Camerano, 23 gennaio 2021 – Oggi è domenica 23 gennaio, giorno di festa e di riposo. Non per tutti, ovviamente, men che meno per i Deputati (630), i Senatori (315), i Rappresentanti delle Regioni (58 Grandi elettori)) e i Senatori a vita (6), convenuti a Roma per eleggere il prossimo Presidente della Repubblica. Un totale di 1.009 elettori che a partire dalle ore 15 di domani, lunedì 24 gennaio, daranno il via al primo scrutinio per trovare il sostituto del presidente Sergio Mattarella (foto) giunto a fine settennato.

E siccome i partiti politici non sono stati in grado di esprimere ufficialmente un proprio candidato – Silvio Berlusconi ha sciolto la riserva e ha detto no alla sua candidatura per il centrodestra – oggi che è domenica a Roma si lavora per decidere cosa fare domani in seno al Parlamento riunito per l’occasione in sede comune. Per la Regione Marche i tre rappresentanti designati a far parte dei Grandi elettori sono: Francesco Acquaroli (Fdi) presidente della Giunta regionale (scelto con 12 voti); Dino Latini (Udc) presidente del Consiglio regionale (9 voti); Maurizio Mangialardi (Pd) capogruppo in minoranza (8 voti).

Come funziona l’elezione del Presidente della Repubblica? Nei primi tre scrutini è richiesta la maggioranza di due terzi dell’assemblea, pari a 673 voti; dal quarto scrutinio è sufficiente la maggioranza assoluta, pari a 505 voti. Da questi numeri si evince che nessuno schieramento politico a sinistra, a destra o al centro ha i numeri sufficienti ad eleggersi un proprio candidato. Almeno, non ai primi tre scrutini. Forse sarà possibile dal quarto, ma occorrerà comunque mettere in piedi accordi per arrivare ai 505 voti necessari. Ed è per questi accordi, per trovare una convergenza sul nome di un papabile che oggi a Roma 1.009 politici sono in fibrillazione.
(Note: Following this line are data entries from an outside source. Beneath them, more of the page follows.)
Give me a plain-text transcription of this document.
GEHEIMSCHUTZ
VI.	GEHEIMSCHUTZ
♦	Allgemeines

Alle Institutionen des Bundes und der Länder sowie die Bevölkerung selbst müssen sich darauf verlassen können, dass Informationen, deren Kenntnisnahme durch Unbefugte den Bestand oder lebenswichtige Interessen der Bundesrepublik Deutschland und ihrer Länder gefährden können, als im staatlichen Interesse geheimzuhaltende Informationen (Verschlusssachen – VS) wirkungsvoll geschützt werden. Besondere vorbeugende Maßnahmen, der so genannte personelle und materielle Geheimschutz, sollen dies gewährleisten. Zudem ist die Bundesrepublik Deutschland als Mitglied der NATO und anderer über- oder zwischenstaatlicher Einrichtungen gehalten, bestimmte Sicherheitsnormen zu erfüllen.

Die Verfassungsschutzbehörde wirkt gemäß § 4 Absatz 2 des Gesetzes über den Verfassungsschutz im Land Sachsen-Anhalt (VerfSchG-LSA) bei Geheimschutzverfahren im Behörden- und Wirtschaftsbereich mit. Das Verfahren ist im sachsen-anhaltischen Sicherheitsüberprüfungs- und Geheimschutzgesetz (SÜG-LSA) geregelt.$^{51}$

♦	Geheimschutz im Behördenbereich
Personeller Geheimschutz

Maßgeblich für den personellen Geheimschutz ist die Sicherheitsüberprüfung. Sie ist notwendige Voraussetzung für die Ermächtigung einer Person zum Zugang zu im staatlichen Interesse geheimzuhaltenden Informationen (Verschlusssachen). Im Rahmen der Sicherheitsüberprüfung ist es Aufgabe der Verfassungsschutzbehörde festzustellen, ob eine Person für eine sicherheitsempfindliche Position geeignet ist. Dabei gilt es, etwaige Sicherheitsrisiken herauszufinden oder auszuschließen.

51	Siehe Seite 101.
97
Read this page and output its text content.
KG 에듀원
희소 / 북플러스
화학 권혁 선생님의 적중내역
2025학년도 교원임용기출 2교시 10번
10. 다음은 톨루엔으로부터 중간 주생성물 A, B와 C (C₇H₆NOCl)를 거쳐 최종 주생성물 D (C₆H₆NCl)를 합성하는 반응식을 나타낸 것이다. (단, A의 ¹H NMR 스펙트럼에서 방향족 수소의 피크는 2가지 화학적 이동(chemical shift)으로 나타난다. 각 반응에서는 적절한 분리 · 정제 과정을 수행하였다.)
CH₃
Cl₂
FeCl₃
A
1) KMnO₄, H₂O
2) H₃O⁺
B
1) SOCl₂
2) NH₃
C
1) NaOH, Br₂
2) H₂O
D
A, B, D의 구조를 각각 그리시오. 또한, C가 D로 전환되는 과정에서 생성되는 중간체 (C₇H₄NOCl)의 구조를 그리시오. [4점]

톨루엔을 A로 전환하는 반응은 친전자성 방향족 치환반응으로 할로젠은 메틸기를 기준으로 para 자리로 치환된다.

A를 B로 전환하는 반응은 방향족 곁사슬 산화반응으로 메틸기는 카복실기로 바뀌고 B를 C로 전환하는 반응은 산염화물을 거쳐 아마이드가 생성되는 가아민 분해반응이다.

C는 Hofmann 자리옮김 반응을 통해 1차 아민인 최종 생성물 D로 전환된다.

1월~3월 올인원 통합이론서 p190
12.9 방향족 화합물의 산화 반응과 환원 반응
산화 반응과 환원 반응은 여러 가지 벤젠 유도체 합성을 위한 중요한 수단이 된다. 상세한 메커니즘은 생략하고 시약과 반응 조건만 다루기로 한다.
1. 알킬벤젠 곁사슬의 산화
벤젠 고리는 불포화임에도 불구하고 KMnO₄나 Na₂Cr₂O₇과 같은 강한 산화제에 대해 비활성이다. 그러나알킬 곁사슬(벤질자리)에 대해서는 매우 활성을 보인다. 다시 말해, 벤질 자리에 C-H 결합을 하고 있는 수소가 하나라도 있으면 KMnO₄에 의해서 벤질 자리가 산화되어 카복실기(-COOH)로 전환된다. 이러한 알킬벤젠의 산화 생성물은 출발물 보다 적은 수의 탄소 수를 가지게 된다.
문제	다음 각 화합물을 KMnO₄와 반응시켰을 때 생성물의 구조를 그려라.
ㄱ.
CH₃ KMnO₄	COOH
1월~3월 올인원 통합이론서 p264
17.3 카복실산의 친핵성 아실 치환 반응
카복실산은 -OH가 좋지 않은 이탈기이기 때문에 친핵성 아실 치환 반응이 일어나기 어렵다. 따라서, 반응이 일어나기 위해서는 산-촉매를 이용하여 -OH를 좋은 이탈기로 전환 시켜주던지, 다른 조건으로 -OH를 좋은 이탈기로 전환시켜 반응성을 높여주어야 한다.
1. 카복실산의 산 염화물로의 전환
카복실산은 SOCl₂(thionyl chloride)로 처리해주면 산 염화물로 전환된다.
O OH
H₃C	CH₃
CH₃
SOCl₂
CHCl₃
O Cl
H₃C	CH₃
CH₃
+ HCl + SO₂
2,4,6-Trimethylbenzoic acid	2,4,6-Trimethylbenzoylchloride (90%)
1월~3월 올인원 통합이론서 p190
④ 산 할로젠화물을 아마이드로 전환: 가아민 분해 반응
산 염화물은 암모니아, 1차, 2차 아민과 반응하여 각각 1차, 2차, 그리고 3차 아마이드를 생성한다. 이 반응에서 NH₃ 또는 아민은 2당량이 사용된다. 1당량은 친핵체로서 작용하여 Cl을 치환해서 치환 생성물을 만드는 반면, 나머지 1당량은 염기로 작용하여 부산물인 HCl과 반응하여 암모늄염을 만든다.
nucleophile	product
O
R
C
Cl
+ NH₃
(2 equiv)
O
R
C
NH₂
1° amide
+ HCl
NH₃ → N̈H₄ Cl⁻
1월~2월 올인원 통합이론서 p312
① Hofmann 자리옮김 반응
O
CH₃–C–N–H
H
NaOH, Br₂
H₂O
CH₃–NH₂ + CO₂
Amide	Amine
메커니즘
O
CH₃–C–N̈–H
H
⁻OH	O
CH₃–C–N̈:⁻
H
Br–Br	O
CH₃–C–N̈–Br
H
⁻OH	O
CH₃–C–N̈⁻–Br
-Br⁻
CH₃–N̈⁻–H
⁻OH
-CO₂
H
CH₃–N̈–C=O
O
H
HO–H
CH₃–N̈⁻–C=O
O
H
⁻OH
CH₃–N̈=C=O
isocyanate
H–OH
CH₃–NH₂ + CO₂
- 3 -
Stiamo parlando della massima carica dello Stato, una figura irreprensibile, incorruttibile, garante dei partiti e delle istituzioni, in grado di rappresentare al meglio la nostra Costituzione e l’Italia intera dentro e fuori i confini nazionali. Il fatto che nessun partito sia stato in grado di fare un nome con simili caratteristiche la dice lunga su come sono messi. I partiti politici, ovviamente, mica gli italiani che, a mio avviso, di uomini con tali caratteristiche ne esprimono diversi e in svariati campi.

Al di là di tutte le menate e le manfrine partitiche la volontà di imporre un proprio uomo che possa pendere a loro favore, e avvantaggiarli nelle scelte future, è il vero motivo che ha indotto i singoli leader politici a non fare un nome in questa fase. Complicando non poco una elezione già complicata di per sé. Giochi di potere ormai stantii tutti italiani che non si ha il coraggio di cambiare.

Sarebbe tutto molto più semplice se riuscissimo a svecchiare anche questa elezione. Come? Magari, così. Ogni partito, o schieramento politico che sia, un mese prima dell’elezione presenta il suo candidato ufficiale. Parlamento e Grandi elettori si riuniscono e votano: chi riceve più voti, anche solo uno più di un altro, diventa Presidente della Repubblica. Facile, no? Ma questa sarebbe Democrazia pura, una pratica che oggi non coniuga quasi più nessuno.